Ce sujet a fait l'objet de nombreuses discussions l'année dernière, avec le sprinter Mark Cavendish qui s'est battu sur chaque étape de montagne, et Nic Dlamini qui est resté célèbre en continuant jusqu'à l'arrivée de la 9ème étape après une chute, bien qu'il ait manqué le temps de référence d'une heure et demi.

Cela signifie essentiellement que pour terminer le Tour de France, vous devez non seulement terminer le parcours, mais aussi être capable de le faire en respectant un pourcentage du temps du vainqueur, ce qui nous amène à la vitesse.

La vitesse

Pour évaluer la difficulté du Tour de France, vous devez savoir à quelle vitesse vous devez rouler pour tenir le rythme. En combinant toutes les éditions du Tour depuis 2007, le rythme moyen du vainqueur a été de 40,07 km/h. Quiconque a participé à un contre-la-montre local sait qu'il est difficile de maintenir cette allure pendant 15 kilomètres, sans parler des plus de 2000 kilomètres parcourus par le Tour.

Mais, bien sûr, quiconque a roulé en groupe sait aussi qu'il y a un avantage énorme à être dans le courant d'air. Et ce, jusqu'à ce que la route monte et que la gravité fasse de son mieux pour vous ralentir. Après la victoire de Ben O'Connor à Tignes lors de la 9ème étape, nous avons analysé sa performance et vu à quel point le coureur de l'équipe AG2R Citroën devait être fort pour gagner une étape du Tour de France. La dernière ascension de cette étape était la Montée de Tignes, longue de 31,1 km et présentant une pente moyenne de 4,1 %. Cette ascension a pris à O'Connor 1 heure et 12 minutes, pendant lesquelles il a roulé à une vitesse moyenne de 26 km/h, prenant naturellement le KOM Strava en cours de route.

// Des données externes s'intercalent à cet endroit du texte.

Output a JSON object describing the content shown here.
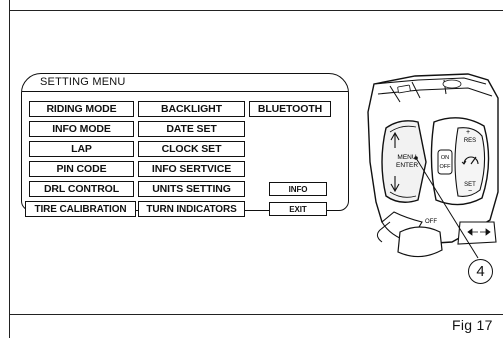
{
  "setting_menu": {
    "title": "SETTING MENU",
    "items": {
      "riding_mode": "RIDING MODE",
      "backlight": "BACKLIGHT",
      "bluetooth": "BLUETOOTH",
      "info_mode": "INFO MODE",
      "date_set": "DATE SET",
      "lap": "LAP",
      "clock_set": "CLOCK SET",
      "pin_code": "PIN CODE",
      "info_service": "INFO SERTVICE",
      "drl_control": "DRL CONTROL",
      "units_setting": "UNITS SETTING",
      "info": "INFO",
      "tire_calibration": "TIRE CALIBRATION",
      "turn_indicators": "TURN INDICATORS",
      "exit": "EXIT"
    }
  },
  "controls": {
    "menu_label_1": "MENU",
    "menu_label_2": "ENTER",
    "on_label": "ON",
    "off_label": "OFF",
    "res_label": "RES",
    "set_label": "SET",
    "plus_label": "+",
    "minus_label": "−",
    "off_switch_label": "OFF",
    "up_icon": "up-arrow-icon",
    "down_icon": "down-arrow-icon",
    "cruise_icon": "cruise-control-icon",
    "turn_left_icon": "turn-left-arrow-icon",
    "turn_right_icon": "turn-right-arrow-icon"
  },
  "callout": "4",
  "figure_label": "Fig 17"
}
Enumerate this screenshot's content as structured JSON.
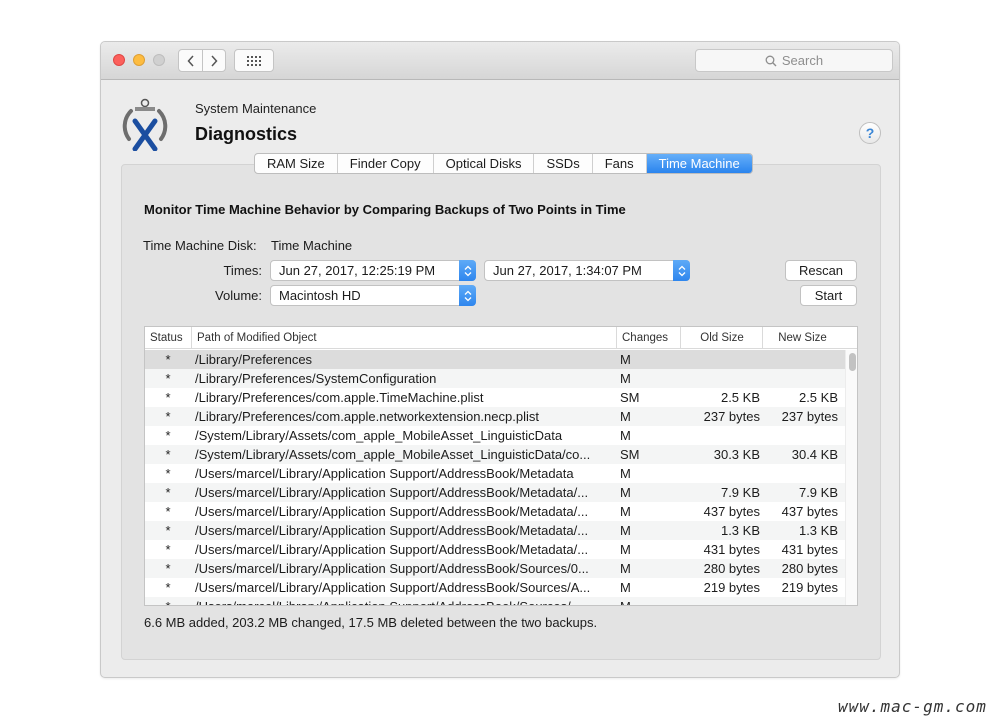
{
  "search": {
    "placeholder": "Search",
    "icon": "search-icon"
  },
  "header": {
    "subtitle": "System Maintenance",
    "title": "Diagnostics",
    "help_label": "?"
  },
  "tabs": [
    {
      "label": "RAM Size",
      "active": false
    },
    {
      "label": "Finder Copy",
      "active": false
    },
    {
      "label": "Optical Disks",
      "active": false
    },
    {
      "label": "SSDs",
      "active": false
    },
    {
      "label": "Fans",
      "active": false
    },
    {
      "label": "Time Machine",
      "active": true
    }
  ],
  "main": {
    "heading": "Monitor Time Machine Behavior by Comparing Backups of Two Points in Time",
    "disk_label": "Time Machine Disk:",
    "disk_value": "Time Machine",
    "times_label": "Times:",
    "time_from": "Jun 27, 2017, 12:25:19 PM",
    "time_to": "Jun 27, 2017, 1:34:07 PM",
    "volume_label": "Volume:",
    "volume_value": "Macintosh HD",
    "rescan_label": "Rescan",
    "start_label": "Start",
    "summary": "6.6 MB added, 203.2 MB changed, 17.5 MB deleted between the two backups."
  },
  "table": {
    "columns": [
      "Status",
      "Path of Modified Object",
      "Changes",
      "Old Size",
      "New Size"
    ],
    "rows": [
      {
        "status": "*",
        "path": "/Library/Preferences",
        "changes": "M",
        "old": "",
        "new": ""
      },
      {
        "status": "*",
        "path": "/Library/Preferences/SystemConfiguration",
        "changes": "M",
        "old": "",
        "new": ""
      },
      {
        "status": "*",
        "path": "/Library/Preferences/com.apple.TimeMachine.plist",
        "changes": "SM",
        "old": "2.5 KB",
        "new": "2.5 KB"
      },
      {
        "status": "*",
        "path": "/Library/Preferences/com.apple.networkextension.necp.plist",
        "changes": "M",
        "old": "237 bytes",
        "new": "237 bytes"
      },
      {
        "status": "*",
        "path": "/System/Library/Assets/com_apple_MobileAsset_LinguisticData",
        "changes": "M",
        "old": "",
        "new": ""
      },
      {
        "status": "*",
        "path": "/System/Library/Assets/com_apple_MobileAsset_LinguisticData/co...",
        "changes": "SM",
        "old": "30.3 KB",
        "new": "30.4 KB"
      },
      {
        "status": "*",
        "path": "/Users/marcel/Library/Application Support/AddressBook/Metadata",
        "changes": "M",
        "old": "",
        "new": ""
      },
      {
        "status": "*",
        "path": "/Users/marcel/Library/Application Support/AddressBook/Metadata/...",
        "changes": "M",
        "old": "7.9 KB",
        "new": "7.9 KB"
      },
      {
        "status": "*",
        "path": "/Users/marcel/Library/Application Support/AddressBook/Metadata/...",
        "changes": "M",
        "old": "437 bytes",
        "new": "437 bytes"
      },
      {
        "status": "*",
        "path": "/Users/marcel/Library/Application Support/AddressBook/Metadata/...",
        "changes": "M",
        "old": "1.3 KB",
        "new": "1.3 KB"
      },
      {
        "status": "*",
        "path": "/Users/marcel/Library/Application Support/AddressBook/Metadata/...",
        "changes": "M",
        "old": "431 bytes",
        "new": "431 bytes"
      },
      {
        "status": "*",
        "path": "/Users/marcel/Library/Application Support/AddressBook/Sources/0...",
        "changes": "M",
        "old": "280 bytes",
        "new": "280 bytes"
      },
      {
        "status": "*",
        "path": "/Users/marcel/Library/Application Support/AddressBook/Sources/A...",
        "changes": "M",
        "old": "219 bytes",
        "new": "219 bytes"
      },
      {
        "status": "*",
        "path": "/Users/marcel/Library/Application Support/AddressBook/Sources/...",
        "changes": "M",
        "old": "",
        "new": ""
      }
    ]
  },
  "watermark": "www.mac-gm.com",
  "colors": {
    "accent": "#2a84ee",
    "close": "#fc605c",
    "minimize": "#fdbc40",
    "help": "#3a86d6"
  }
}
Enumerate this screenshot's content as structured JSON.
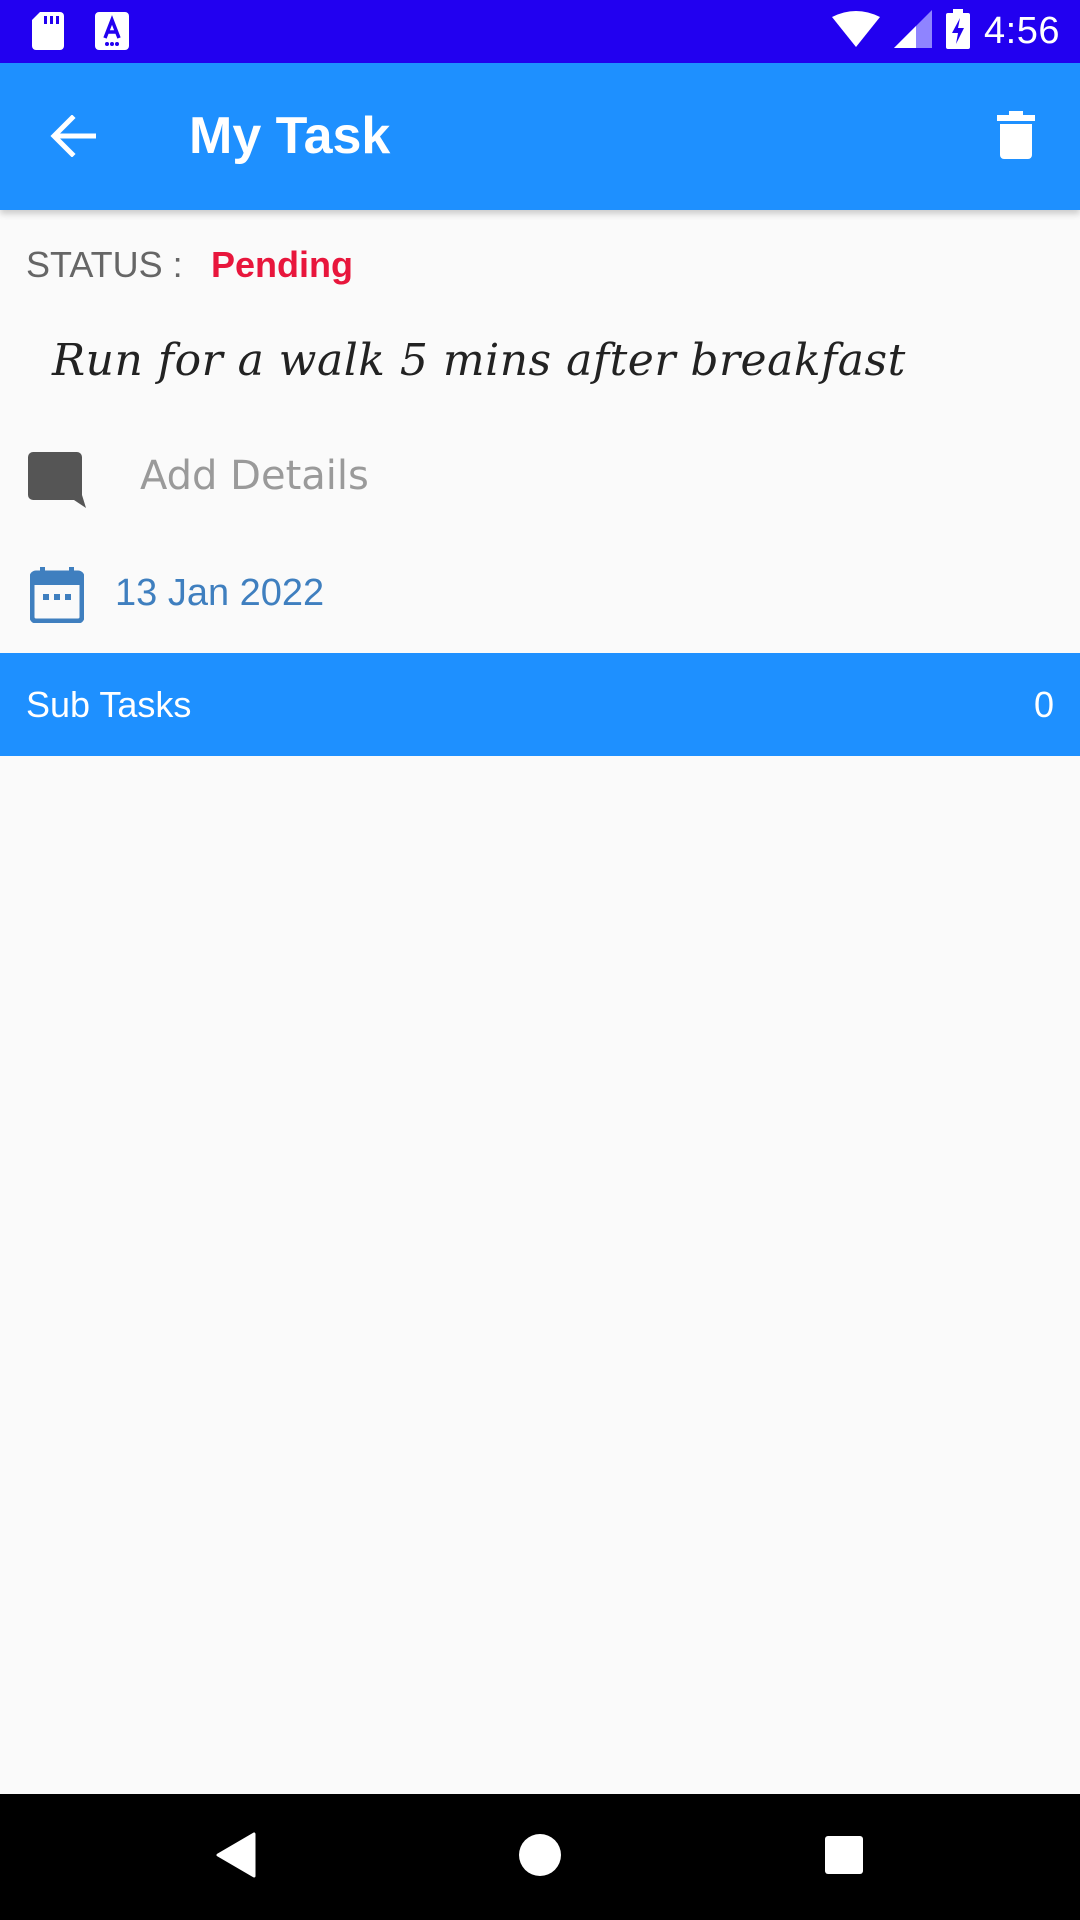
{
  "status_bar": {
    "time": "4:56",
    "icons": [
      "sd-card-icon",
      "accessibility-a-icon",
      "wifi-icon",
      "cell-signal-icon",
      "battery-charging-icon"
    ]
  },
  "app_bar": {
    "title": "My Task",
    "back_icon": "arrow-back-icon",
    "delete_icon": "trash-icon",
    "color": "#1e90ff"
  },
  "task": {
    "status_label": "STATUS :",
    "status_value": "Pending",
    "status_color": "#e8163c",
    "title": "Run for a walk 5 mins after breakfast",
    "details_value": "",
    "details_placeholder": "Add Details",
    "date": "13 Jan 2022"
  },
  "subtasks": {
    "label": "Sub Tasks",
    "count": "0"
  },
  "nav_bar": {
    "buttons": [
      "back-triangle-icon",
      "home-circle-icon",
      "recents-square-icon"
    ]
  }
}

Mais même si vous n'êtes pas en course pour la victoire, et que vous essayez simplement d'atteindre la ligne d'arrivée dans le temps imparti, vous devrez maintenir un rythme très élevé. En 2020, Roger Kluge a terminé tout en bas du classement général, à 6:07:02 derrière le temps gagnant de Tadej Pogačar (87:20:13). Malgré cela, Kluge a maintenu une vitesse moyenne de 39,09 km/h.

L'énergie

Pour maintenir tous ces efforts, un coureur a besoin de manger. Et beaucoup. Si l'on revient à Matej Mohorič et que l'on additionne ses dépenses caloriques à partir de la 19e étape, le Slovène a consommé en moyenne 4277 calories par jour, soit un total de 81 274 Kcal.

Alors, à quel point est-ce difficile pour les coureurs professionnels ?

Nous avons maintenant une idée assez précise de la difficulté du Tour de France, mais il s'agit d'athlètes professionnels, des meilleurs cyclistes sur route au monde, et c'est leur métier. Alors, même si c'est une tâche impossible pour nous, simples mortels, d'envisager de faire le tour de la Grande Boucle, ce n'est sûrement qu'une autre journée de travail pour eux. Pas exactement.